O Que São os ‘ETH Não Reclamados’?
Após o hard fork, uma carteira multisig de curadores gerenciou reivindicações pendentes. Cerca de 70.500 ETH nunca foram sacados pelos detentores originais, possivelmente por perda de chaves privadas ou abandono. Esses ativos, avaliados hoje em aproximadamente US$ 220 milhões (ou mais de R$ 1 bilhão, com ETH a R$ 14.657), permaneceram intocados por quase 10 anos.
A reativação respeita o ethos descentralizado: os curadores — como Griff Green (Giveth), Taylor Monahan (MetaMask), Jordi Baylina (ZisK) e Pol Lanski (Dappnode) — propõem realocá-los sem violar direitos de reivindicação. Qualquer herdeiro ainda pode acessar sua porção via mecanismos originais.
Gestão do Novo Fundo de Segurança
O The DAO Fund alocará inicialmente US$ 13,5 milhões em grants para segurança, distribuídos por mecanismos DAO modernos: quadratic funding (financiamento quadrático, que amplifica contribuições populares), retroactive public goods funding (reembolso retroativo por bens públicos) e RFPs com votação por escolha ranqueada. Áreas incluem segurança de wallets, auditorias de smart contracts, resposta a incidentes e melhorias no protocolo core.
Os restantes 69.420 ETH serão staked, gerando um endowment com rendimento anual estimado em US$ 8 milhões (a taxas atuais).
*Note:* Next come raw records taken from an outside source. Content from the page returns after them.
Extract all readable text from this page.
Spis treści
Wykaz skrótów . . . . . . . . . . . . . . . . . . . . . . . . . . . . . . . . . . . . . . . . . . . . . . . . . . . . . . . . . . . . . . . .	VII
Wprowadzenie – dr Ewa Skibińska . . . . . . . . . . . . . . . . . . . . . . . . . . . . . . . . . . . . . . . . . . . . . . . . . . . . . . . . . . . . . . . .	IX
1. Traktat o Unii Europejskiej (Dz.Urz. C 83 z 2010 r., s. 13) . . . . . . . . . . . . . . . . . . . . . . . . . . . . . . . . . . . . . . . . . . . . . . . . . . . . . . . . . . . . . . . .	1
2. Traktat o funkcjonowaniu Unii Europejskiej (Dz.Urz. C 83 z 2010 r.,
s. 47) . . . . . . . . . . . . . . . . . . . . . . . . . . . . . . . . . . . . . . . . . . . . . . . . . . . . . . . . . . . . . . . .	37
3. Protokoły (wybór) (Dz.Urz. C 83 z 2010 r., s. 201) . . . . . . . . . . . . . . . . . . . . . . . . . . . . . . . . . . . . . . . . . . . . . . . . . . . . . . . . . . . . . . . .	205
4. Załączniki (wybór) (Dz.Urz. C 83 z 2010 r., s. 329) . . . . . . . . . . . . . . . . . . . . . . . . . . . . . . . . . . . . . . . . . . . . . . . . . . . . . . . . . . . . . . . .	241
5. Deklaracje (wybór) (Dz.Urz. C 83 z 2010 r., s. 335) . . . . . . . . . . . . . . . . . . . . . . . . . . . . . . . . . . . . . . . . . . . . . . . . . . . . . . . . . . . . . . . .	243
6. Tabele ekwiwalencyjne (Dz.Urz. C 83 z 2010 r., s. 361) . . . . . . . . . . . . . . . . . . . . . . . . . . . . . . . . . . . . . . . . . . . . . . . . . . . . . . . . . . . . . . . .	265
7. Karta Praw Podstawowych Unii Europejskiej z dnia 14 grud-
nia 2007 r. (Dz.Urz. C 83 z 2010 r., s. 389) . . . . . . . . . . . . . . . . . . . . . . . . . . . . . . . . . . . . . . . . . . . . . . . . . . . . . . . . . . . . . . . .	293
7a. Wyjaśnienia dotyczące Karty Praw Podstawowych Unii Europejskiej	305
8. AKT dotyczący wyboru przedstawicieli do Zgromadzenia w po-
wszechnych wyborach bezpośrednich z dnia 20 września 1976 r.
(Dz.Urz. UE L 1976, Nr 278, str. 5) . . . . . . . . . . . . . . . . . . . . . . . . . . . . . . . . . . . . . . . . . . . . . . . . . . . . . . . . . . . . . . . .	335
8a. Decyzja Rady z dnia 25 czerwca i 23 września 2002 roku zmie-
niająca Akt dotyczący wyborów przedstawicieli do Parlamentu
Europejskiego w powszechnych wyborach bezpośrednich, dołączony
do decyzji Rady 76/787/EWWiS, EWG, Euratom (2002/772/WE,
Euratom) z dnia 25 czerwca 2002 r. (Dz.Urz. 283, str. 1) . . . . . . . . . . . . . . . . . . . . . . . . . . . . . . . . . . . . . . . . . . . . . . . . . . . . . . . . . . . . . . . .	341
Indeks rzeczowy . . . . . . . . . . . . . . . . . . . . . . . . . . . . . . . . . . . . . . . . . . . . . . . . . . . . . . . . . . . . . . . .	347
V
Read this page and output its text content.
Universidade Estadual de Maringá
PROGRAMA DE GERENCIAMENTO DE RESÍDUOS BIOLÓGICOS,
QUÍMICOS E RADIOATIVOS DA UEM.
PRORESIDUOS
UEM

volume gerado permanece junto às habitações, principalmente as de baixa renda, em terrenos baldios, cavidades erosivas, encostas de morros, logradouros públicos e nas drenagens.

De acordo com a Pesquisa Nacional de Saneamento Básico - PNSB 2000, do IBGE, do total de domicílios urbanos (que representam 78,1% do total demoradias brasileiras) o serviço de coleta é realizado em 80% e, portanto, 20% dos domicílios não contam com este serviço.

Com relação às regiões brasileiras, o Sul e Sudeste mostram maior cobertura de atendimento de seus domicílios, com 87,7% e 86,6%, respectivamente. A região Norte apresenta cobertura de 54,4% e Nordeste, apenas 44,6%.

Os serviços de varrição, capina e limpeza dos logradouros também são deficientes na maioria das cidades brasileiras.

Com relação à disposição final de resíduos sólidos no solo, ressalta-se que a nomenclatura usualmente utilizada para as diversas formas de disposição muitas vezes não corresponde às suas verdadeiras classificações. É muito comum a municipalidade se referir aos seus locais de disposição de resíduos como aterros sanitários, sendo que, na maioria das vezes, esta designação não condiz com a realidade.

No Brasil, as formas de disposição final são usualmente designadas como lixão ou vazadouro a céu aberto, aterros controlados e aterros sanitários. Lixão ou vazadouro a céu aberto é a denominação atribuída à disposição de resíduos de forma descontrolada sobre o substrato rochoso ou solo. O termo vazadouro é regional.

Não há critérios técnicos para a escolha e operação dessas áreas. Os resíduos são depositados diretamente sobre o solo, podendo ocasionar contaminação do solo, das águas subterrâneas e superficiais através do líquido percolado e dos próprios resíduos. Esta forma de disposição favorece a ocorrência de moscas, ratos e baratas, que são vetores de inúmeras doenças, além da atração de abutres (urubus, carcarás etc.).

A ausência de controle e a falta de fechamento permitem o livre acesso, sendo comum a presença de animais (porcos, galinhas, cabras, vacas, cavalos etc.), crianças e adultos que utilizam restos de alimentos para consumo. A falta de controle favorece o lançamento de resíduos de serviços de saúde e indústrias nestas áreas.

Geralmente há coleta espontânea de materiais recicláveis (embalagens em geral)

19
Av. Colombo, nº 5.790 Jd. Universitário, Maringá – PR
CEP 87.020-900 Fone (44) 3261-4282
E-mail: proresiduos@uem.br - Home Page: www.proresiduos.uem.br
Isso cria sustentabilidade de longo prazo. "Security really needs support", alertou Green, citando phishing e drenos de wallets persistentes.
Por Que Agora? Implicações para o Ethereum
Reviver The DAO faz sentido em 2026: o Ethereum amadureceu, mas vulnerabilidades persistem — de exploits em DeFi a ataques de phishing. Com TVL bilionário e adoção crescente, investir em segurança fortalece a rede contra ameaças. Simbolicamente, transforma uma tragédia histórica em legado positivo, reforçando governança bottom-up.
Para usuários brasileiros, a lição é clara: use hardware wallets e auditorias. Monitore o X oficial do projeto para rounds de funding. Essa iniciativa pode elevar padrões de segurança em toda a Web3.